Todo o estado do Rio Grande do Sul está em bandeira preta, desde o último sábado, 27, suspendendo várias atividades em medida de decreto. Uma das exceções fica por conta das atividades de Educação Infantil e para os 1° e 2° anos do Ensino Fundamental, os quais o governo havia autorizado.

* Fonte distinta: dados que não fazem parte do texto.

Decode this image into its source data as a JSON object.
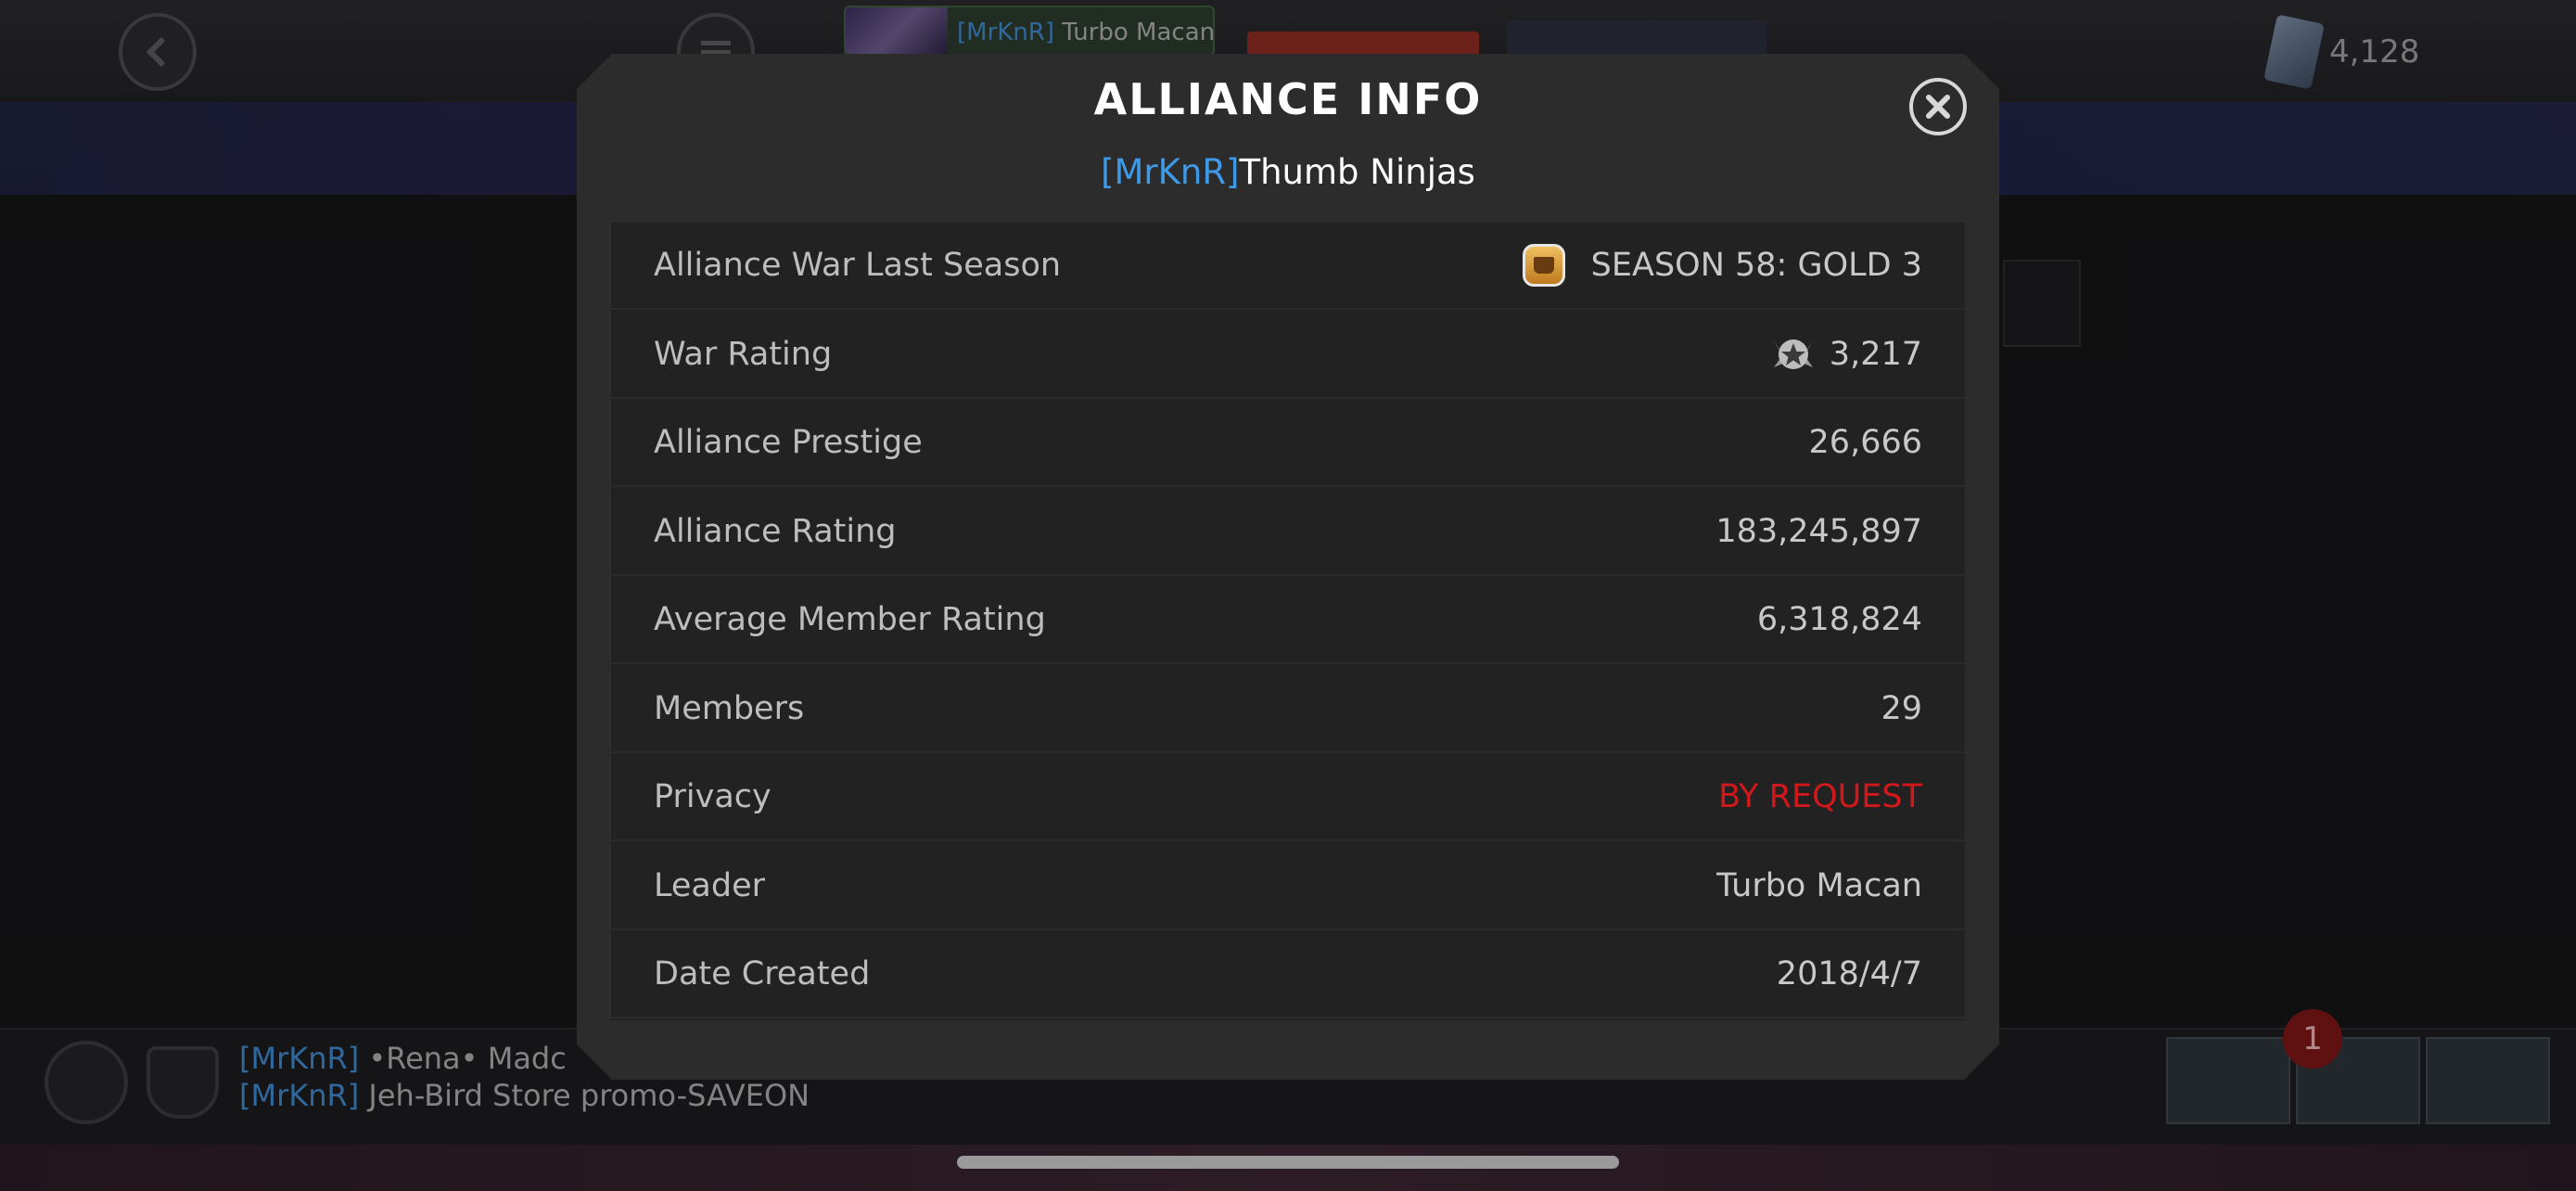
{
  "background": {
    "chip_tag": "[MrKnR]",
    "chip_name": "Turbo Macan",
    "currency_value": "4,128",
    "chat": [
      {
        "tag": "[MrKnR]",
        "text": "•Rena•  Madc"
      },
      {
        "tag": "[MrKnR]",
        "text": "Jeh-Bird  Store promo-SAVEON"
      }
    ],
    "notification_count": "1"
  },
  "modal": {
    "title": "ALLIANCE INFO",
    "alliance_tag": "[MrKnR]",
    "alliance_name": "Thumb Ninjas",
    "rows": [
      {
        "label": "Alliance War Last Season",
        "value": "SEASON 58: GOLD 3"
      },
      {
        "label": "War Rating",
        "value": "3,217"
      },
      {
        "label": "Alliance Prestige",
        "value": "26,666"
      },
      {
        "label": "Alliance Rating",
        "value": "183,245,897"
      },
      {
        "label": "Average Member Rating",
        "value": "6,318,824"
      },
      {
        "label": "Members",
        "value": "29"
      },
      {
        "label": "Privacy",
        "value": "BY REQUEST"
      },
      {
        "label": "Leader",
        "value": "Turbo Macan"
      },
      {
        "label": "Date Created",
        "value": "2018/4/7"
      }
    ]
  },
  "colors": {
    "tag_blue": "#3e9ae6",
    "privacy_red": "#d2181b",
    "modal_bg": "#2c2c2c"
  },
  "icons": [
    "back-arrow-icon",
    "menu-icon",
    "close-icon",
    "gold-tier-badge-icon",
    "war-rating-star-icon",
    "alliance-members-icon",
    "alliance-shield-icon",
    "units-crystal-icon"
  ]
}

Na última segunda-feira, 1º, a juíza Rada Metzger Kepes Zaman, da 1ª Vara da Fazenda Pública de Porto Alegre, suspendeu, por enquanto estiver vigente a bandeira preta no sistema de distanciamento controlado, a realização de aulas presenciais nas escolas públicas e privadas do Rio Grande do Sul, o que causou indignação para o Sindicato Intermunicipal dos Estabelecimentos de Educação Infantil do Estado do Rio Grande do Sul (SINDICRECHES), e alguns pais e responsáveis. Na terça-feira, 2, o Grupo de Escolas Infantis de Canoas, realizou a “ Carreata de Conscientização pela Educação”, que percorreu diversos bairros da cidade.
Carreata
Segundo o Grupo de Escolas Infantil de Canoas, formado por quase 100 entidade de ensino privado, a carreata foi realizada com o intuito de solicitar o apoio do prefeito Jairo e que para categoria fosse vista de forma diferente pelos canoenses.

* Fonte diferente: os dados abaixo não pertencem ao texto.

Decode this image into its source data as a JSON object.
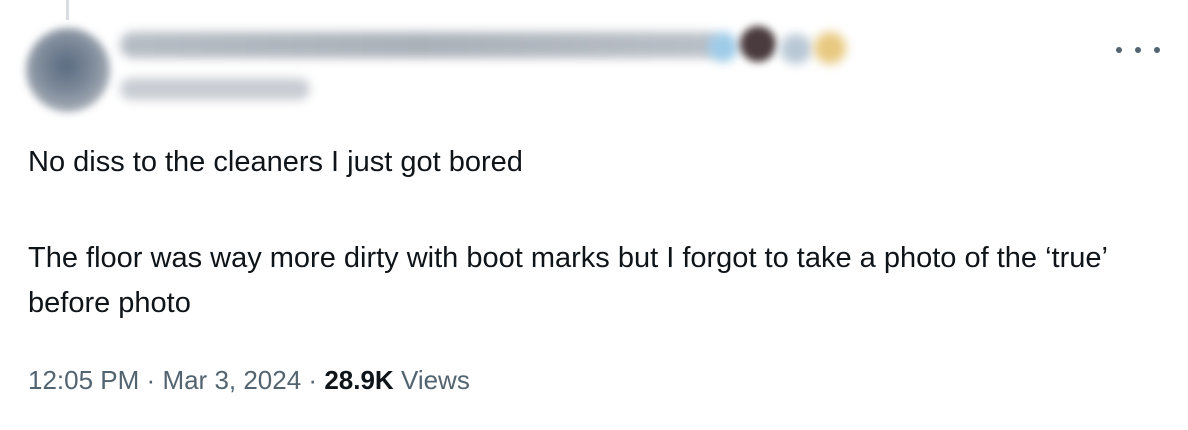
{
  "tweet": {
    "author": {
      "display_name": "",
      "handle": "",
      "avatar_icon": "avatar-blurred"
    },
    "more_icon": "more-horizontal-icon",
    "paragraphs": [
      "No diss to the cleaners I just got bored",
      "The floor was way more dirty with boot marks but I forgot to take a photo of the ‘true’ before photo"
    ],
    "time": "12:05 PM",
    "separator": "·",
    "date": "Mar 3, 2024",
    "views_count": "28.9K",
    "views_label": "Views"
  },
  "colors": {
    "text": "#0f1419",
    "secondary": "#536471",
    "thread_line": "#d9dde1"
  }
}
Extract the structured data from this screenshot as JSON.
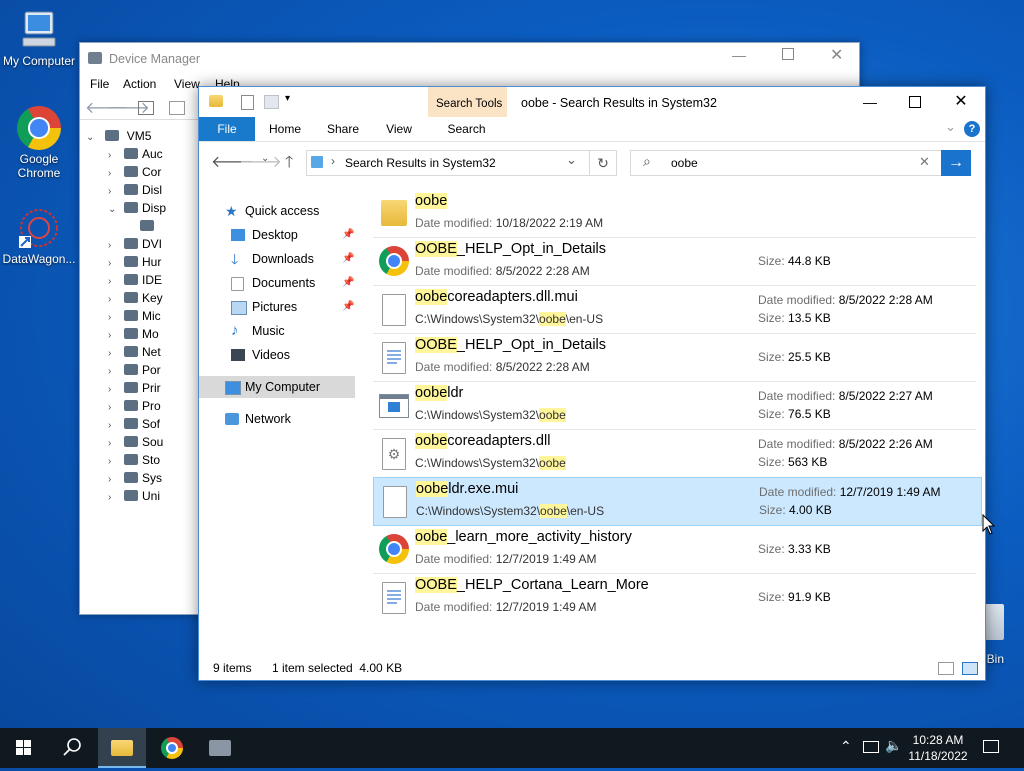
{
  "desktop": {
    "icons": [
      {
        "label": "My Computer"
      },
      {
        "label": "Google Chrome"
      },
      {
        "label": "DataWagon..."
      },
      {
        "label": "Bin"
      }
    ]
  },
  "device_manager": {
    "title": "Device Manager",
    "menu": [
      "File",
      "Action",
      "View",
      "Help"
    ],
    "tree_root": "VM5",
    "tree_items": [
      "Auc",
      "Cor",
      "Disl",
      "Disp",
      "",
      "DVI",
      "Hur",
      "IDE",
      "Key",
      "Mic",
      "Mo",
      "Net",
      "Por",
      "Prir",
      "Pro",
      "Sof",
      "Sou",
      "Sto",
      "Sys",
      "Uni"
    ]
  },
  "explorer": {
    "title": "oobe - Search Results in System32",
    "search_tools_label": "Search Tools",
    "tabs": {
      "file": "File",
      "home": "Home",
      "share": "Share",
      "view": "View",
      "search": "Search"
    },
    "address": "Search Results in System32",
    "search_query": "oobe",
    "nav": {
      "quick_access": "Quick access",
      "items": [
        "Desktop",
        "Downloads",
        "Documents",
        "Pictures",
        "Music",
        "Videos"
      ],
      "my_computer": "My Computer",
      "network": "Network"
    },
    "files": [
      {
        "hl": "oobe",
        "rest": "",
        "line2_key": "Date modified: ",
        "line2_val": "10/18/2022 2:19 AM",
        "icon": "folder-icon"
      },
      {
        "hl": "OOBE",
        "rest": "_HELP_Opt_in_Details",
        "line2_key": "Date modified: ",
        "line2_val": "8/5/2022 2:28 AM",
        "size_key": "Size: ",
        "size": "44.8 KB",
        "icon": "chrome-html-icon"
      },
      {
        "hl": "oobe",
        "rest": "coreadapters.dll.mui",
        "path_a": "C:\\Windows\\System32\\",
        "path_hl": "oobe",
        "path_b": "\\en-US",
        "date_key": "Date modified: ",
        "date": "8/5/2022 2:28 AM",
        "size_key": "Size: ",
        "size": "13.5 KB",
        "icon": "file-icon"
      },
      {
        "hl": "OOBE",
        "rest": "_HELP_Opt_in_Details",
        "line2_key": "Date modified: ",
        "line2_val": "8/5/2022 2:28 AM",
        "size_key": "Size: ",
        "size": "25.5 KB",
        "icon": "text-document-icon"
      },
      {
        "hl": "oobe",
        "rest": "ldr",
        "path_a": "C:\\Windows\\System32\\",
        "path_hl": "oobe",
        "path_b": "",
        "date_key": "Date modified: ",
        "date": "8/5/2022 2:27 AM",
        "size_key": "Size: ",
        "size": "76.5 KB",
        "icon": "application-icon"
      },
      {
        "hl": "oobe",
        "rest": "coreadapters.dll",
        "path_a": "C:\\Windows\\System32\\",
        "path_hl": "oobe",
        "path_b": "",
        "date_key": "Date modified: ",
        "date": "8/5/2022 2:26 AM",
        "size_key": "Size: ",
        "size": "563 KB",
        "icon": "dll-gear-icon"
      },
      {
        "hl": "oobe",
        "rest": "ldr.exe.mui",
        "path_a": "C:\\Windows\\System32\\",
        "path_hl": "oobe",
        "path_b": "\\en-US",
        "date_key": "Date modified: ",
        "date": "12/7/2019 1:49 AM",
        "size_key": "Size: ",
        "size": "4.00 KB",
        "icon": "file-icon",
        "selected": true
      },
      {
        "hl": "oobe",
        "rest": "_learn_more_activity_history",
        "line2_key": "Date modified: ",
        "line2_val": "12/7/2019 1:49 AM",
        "size_key": "Size: ",
        "size": "3.33 KB",
        "icon": "chrome-html-icon"
      },
      {
        "hl": "OOBE",
        "rest": "_HELP_Cortana_Learn_More",
        "line2_key": "Date modified: ",
        "line2_val": "12/7/2019 1:49 AM",
        "size_key": "Size: ",
        "size": "91.9 KB",
        "icon": "text-document-icon"
      }
    ],
    "status": {
      "count": "9 items",
      "selected": "1 item selected  4.00 KB"
    }
  },
  "taskbar": {
    "time": "10:28 AM",
    "date": "11/18/2022"
  }
}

Segundo Talina Romano, a responsabilidade das entidades, ao quererem que as aulas retornem, é com as crianças. “Entendemos que a Educação Infantil que passou pelo crivo dos protocolos sanitários, e foi autorizada, tem condições de receber os alunos. Estes estão sendo prejudicados. No nosso retorno, em outubro de 2020, recebemos crianças necessitando de muita atenção quanto a problemas de ressocialização e atrasos em seus desenvolvimentos. Estes alunos são os mais prejudicados”.
O grupo acredita que está decisão está falha e que muitas decisões não foram levadas em consideração, assim como o número e pesquisas.
Mais decisões judiciais
Na última terça-feira, 2, o SINDICRECHES-RS ingressou judicialmente contra a decisão que proíbe as atividades dos estabelecimentos de Educação Infantil e séries iniciais. A entidade solicitou por meio de uma ação com pedido de urgência, a suspensão imediata da liminar. Segundo o Sindicato,
O propósito é reiterar e resgatar os direitos das nossas representadas, crianças, mães e pais que necessitam deixar seus filhos em local seguro, com ambiente controlado, seguindo todas as regras sanitárias determinadas pelo governo.
Na quarta-feira, 3, o sindicato publicou uma nota sobre a decisão ainda não ter sido julgada.
Veja a nota:
Comunicamos que nessa quarta-feira, 03/03/21, o desembargador relator que está julgando os Agravos de Instrumento que buscam a suspensão da liminar que determina a suspensão das aulas presenciais da Educação Infantil, publicou decisão em dois Agravos (são vários), entre eles o do Governo do Estado do Rio Grande do Sul, mantendo a determinação de suspensão das atividades presenciais.
O agravo impetrado pelo Sindicreches ainda não foi julgado. Até o momento segue valendo a decisão liminar que impede o funcionamento presencial das escolas de Ensino Infantil e Ensino Fundamental e Anos Iniciais (1º e 2º).
Estamos buscando as medidas judiciais cabíveis para que possamos resolver de vez essa questão e obter autorização de funcionamento. Mesmo com essas decisões que julgaram os Agravos (recursos) o processo terá segmento no momento apropriado.
Tão logo tenhamos novas informações repassaremos às representadas.
Responsáveis dão suas opiniões
Para alguns responsáveis a ideia de mais uma vez paralisar as aulas das crianças é péssimo, pois elas perdem o contato e convívio com as entidades e os muitos destes pais necessitam trabalhar.
“Eu continuo trabalhando, minha empresa não fechou e com isso tive que ir atrás de babá. Isso significa que ele teve que passar por mais uma adaptação com uma pessoa diferente. Durante todo o tempo que ele frequentou a escolinha, todos os cuidados necessários foram tomados pela instituição, acho muito mais confiável deixar ele na escola, do que permitir que uma pessoa frequente minha casa, sem saber se está se cuidando ou não”, explicou Juliana Souza.
Contudo, há pais que concordam com a decisão da justiça. “Sou contra o retorno das aulas presenciais, enquanto não houver vacina. Mesmo com os protocolos, as crianças não tem entendimento real da pandemia. No meu ver, como professora, não existe adaptação de um aluno com distanciamento social. Não tem como a educadora alimentar ou trocar um aluno de berçário ou maternal com todos os procedimentos corretos, pois os menores são os mais vulneráveis, enquanto cuidar. Em todos os lugares do mundo, onde houve esse retorno, houve contaminados e mortes de professores”, finalizou Gisele Vidal.